Crate printpdf

source ·
Expand description

printpdf is a library designed for creating printable PDF documents.

Crates.io | Documentation

[dependencies]
printpdf = "0.5.0"

§Features

Currently, printpdf can only write documents, not read them.

  • Page generation
  • Layers (Illustrator like layers)
  • Graphics (lines, shapes, bezier curves)
  • Images (currently BMP/PNG/JPG only or generate your own images)
  • Embedded fonts (TTF and OTF) with Unicode support
  • Advanced graphics - overprint control, blending modes, etc.
  • Advanced typography - character scaling, character spacing, superscript, subscript, outlining, etc.
  • PDF layers (you should be able to open the PDF in Illustrator and have the layers appear)

§Getting started

§Writing PDF

§Simple page

use printpdf::*;
use std::fs::File;
use std::io::BufWriter;

let (doc, page1, layer1) = PdfDocument::new("PDF_Document_title", Mm(247.0), Mm(210.0), "Layer 1");
let (page2, layer1) = doc.add_page(Mm(10.0), Mm(250.0),"Page 2, Layer 1");

doc.save(&mut BufWriter::new(File::create("test_working.pdf").unwrap())).unwrap();

§Adding graphical shapes

use printpdf::*;
use printpdf::path::{PaintMode, WindingOrder};
use std::fs::File;
use std::io::BufWriter;
use std::iter::FromIterator;

let (doc, page1, layer1) = PdfDocument::new("printpdf graphics test", Mm(297.0), Mm(210.0), "Layer 1");
let current_layer = doc.get_page(page1).get_layer(layer1);

// Quadratic shape.

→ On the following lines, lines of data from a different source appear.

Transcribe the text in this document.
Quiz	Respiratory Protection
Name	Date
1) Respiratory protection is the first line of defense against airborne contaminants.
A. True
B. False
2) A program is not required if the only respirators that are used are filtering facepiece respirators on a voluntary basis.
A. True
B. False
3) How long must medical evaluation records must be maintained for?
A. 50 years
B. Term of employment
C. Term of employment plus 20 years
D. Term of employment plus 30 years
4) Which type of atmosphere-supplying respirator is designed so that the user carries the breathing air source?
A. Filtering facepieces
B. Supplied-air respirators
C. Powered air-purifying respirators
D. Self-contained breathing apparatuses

The "false" determines if the next (following)
// point is a bezier handle (for curves)
//
// If you want holes, use WindingOrder::EvenOdd
let points1 = vec![(Point::new(Mm(100.0), Mm(100.0)), false),
                   (Point::new(Mm(100.0), Mm(200.0)), false),
                   (Point::new(Mm(300.0), Mm(200.0)), false),
                   (Point::new(Mm(300.0), Mm(100.0)), false)];

let line1 = Polygon {
    rings: vec![points1],
    mode: PaintMode::FillStroke,
    winding_order: WindingOrder::NonZero,
};

let fill_color = Color::Cmyk(Cmyk::new(0.0, 0.23, 0.0, 0.0, None));
let outline_color = Color::Rgb(Rgb::new(0.75, 1.0, 0.64, None));
let mut dash_pattern = LineDashPattern::default();
dash_pattern.dash_1 = Some(20);

current_layer.set_fill_color(fill_color);
current_layer.set_outline_color(outline_color);
current_layer.set_outline_thickness(10.0);

// Draw first line
current_layer.add_polygon(line1);

let fill_color_2 = Color::Cmyk(Cmyk::new(0.0, 0.0, 0.0, 0.0, None));
let outline_color_2 = Color::Greyscale(Greyscale::new(0.45, None));

// More advanced graphical options
current_layer.set_overprint_stroke(true);
current_layer.set_blend_mode(BlendMode::Seperable(SeperableBlendMode::Multiply));
current_layer.set_line_dash_pattern(dash_pattern);
current_layer.set_line_cap_style(LineCapStyle::Round);

current_layer.set_fill_color(fill_color_2);
current_layer.set_outline_color(outline_color_2);
current_layer.set_outline_thickness(15.0);

// Triangle shape
let mut line2 = Line::from_iter(vec![
    (Point::new(Mm(150.0), Mm(150.0)), false),
    (Point::new(Mm(150.0), Mm(250.0)), false),
    (Point::new(Mm(350.0), Mm(250.0)), false)]);

// draw second line
current_layer.add_line(line2);

§Adding images

Note: Images only get compressed in release mode. You might get huge PDFs (6 or more MB) in debug mode. In release mode, the compression makes these files much smaller (~ 100 - 200 KB).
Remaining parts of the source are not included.